We Americans naturally find such behavior surprising. Imagine if you happened to be walking down a street in, say, Chicago, and you saw a man with a knife stab somebody and then start to run away. Would your response be to take him to your house and hide him from the police? Would you enlist your friends to provide additional assistance? And how likely would it be that there would be multiple homes in the immediate vicinity where the homeowners were so sympathetic to the stabber that you could bring him there?

I have been troubled by the response of Arab bystanders in a number of recent Palestinian attacks. On May 11, two elderly Jewish women were stabbed and wounded by two terrorists as the women and three friends were strolling along the popular Haas Promenade in Jerusalem’s Armon Hanatziv neighborhood.
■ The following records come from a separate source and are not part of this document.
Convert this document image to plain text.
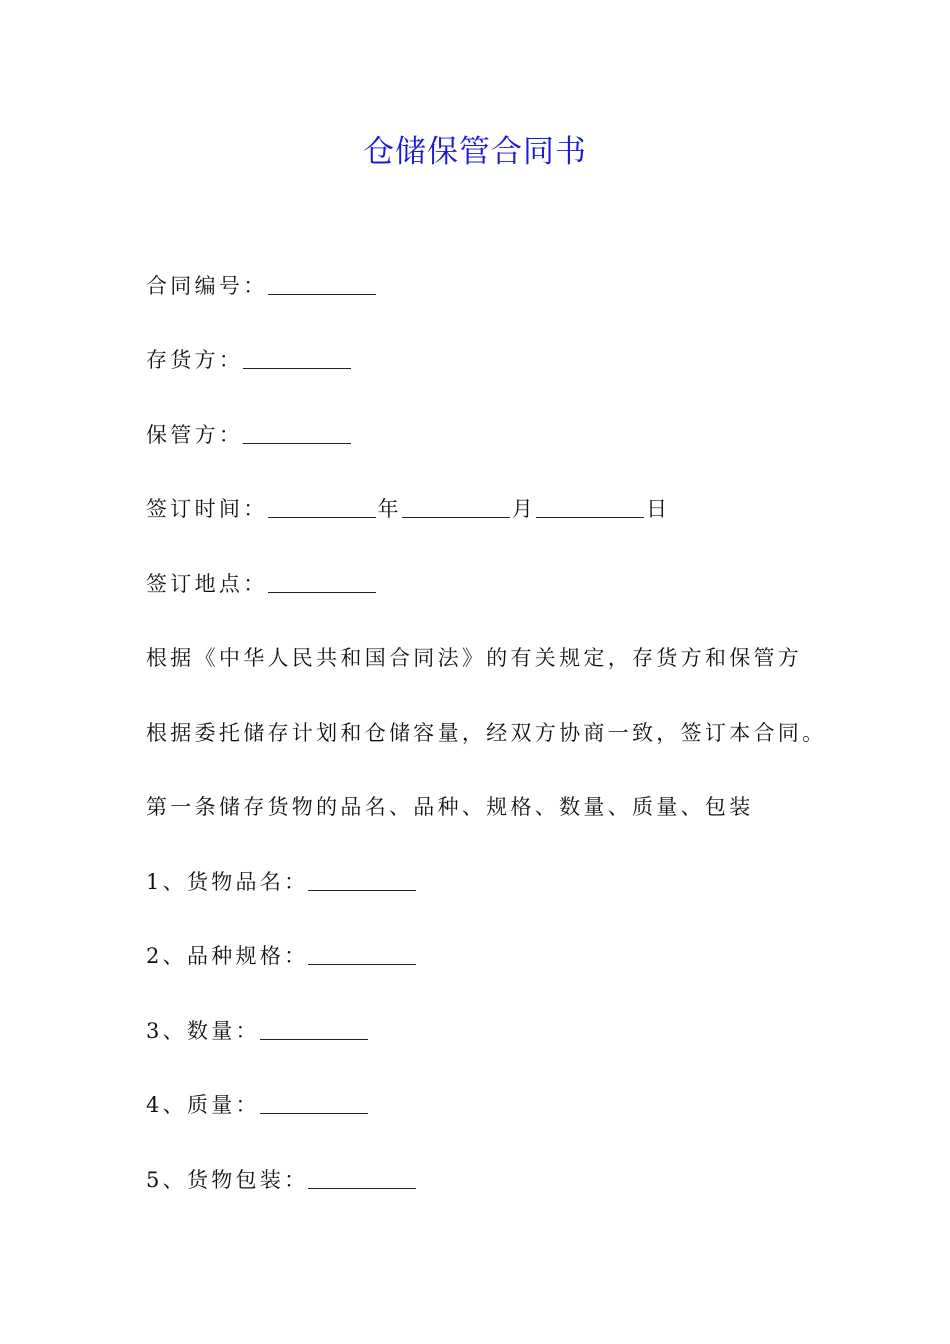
仓储保管合同书
合同编号：
存货方：
保管方：
签订时间：	年	月	日
签订地点：
根据《中华人民共和国合同法》的有关规定，存货方和保管方
根据委托储存计划和仓储容量，经双方协商一致，签订本合同。
第一条储存货物的品名、品种、规格、数量、质量、包装
1、货物品名：
2、品种规格：
3、数量：
4、质量：
5、货物包装：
One of the friends, Marina Fuchs, age 86, told Israel’s Channel 10 what happened when they asked some Arab laborers for help: “We walked and next to the bathrooms stood Arabs who were cleaning there. We asked them to call an ambulance. They wouldn’t agree to do so, and acted as if they were talking on the phone.”

Imagine the scene. Two elderly women lying on the ground, bleeding profusely. Three other elderly women begging for help. And the Arab workers refused to even call an ambulance.

Last October, 21-year-old Aharon Banita Bennett was stabbed to death on Hagai Street, in the Old City of Jerusalem. His wife and 2-year-old son were wounded by the attackers. Rabbi Nehemia Lavi witnessed the attack from the window of his home, and rushed outside to intervene. He, too, was stabbed to death. Israel’s Channel 2 reported that an Arab-run health clinic adjacent to the scene of the attack “was open at the time of the attack and medical staff was present inside,” yet “the Arab medical team did not go out to provide treatment to the wounded.”

Bennett’s wife said that as she attempted to flee the terrorists, Arab storekeepers “mocked and laughed” at her, instead of helping her.

It is often pointed out that only a small minority of Palestinian Arabs personally engage in violence against Jews. That is obviously true. But I wonder about the much larger number of Palestinians who respond to terrorism against Jews by sheltering the killers, or laughing at the victims, or refusing to call an ambulance. And I wonder about the Palestinian society that fosters the environment and culture of hatred which inspires such despicable behavior.

Stephen M. Flatow, an attorney in New Jersey, is the father of Alisa Flatow, who was murdered in an Iranian-sponsored Palestinian terrorist attack in 1995.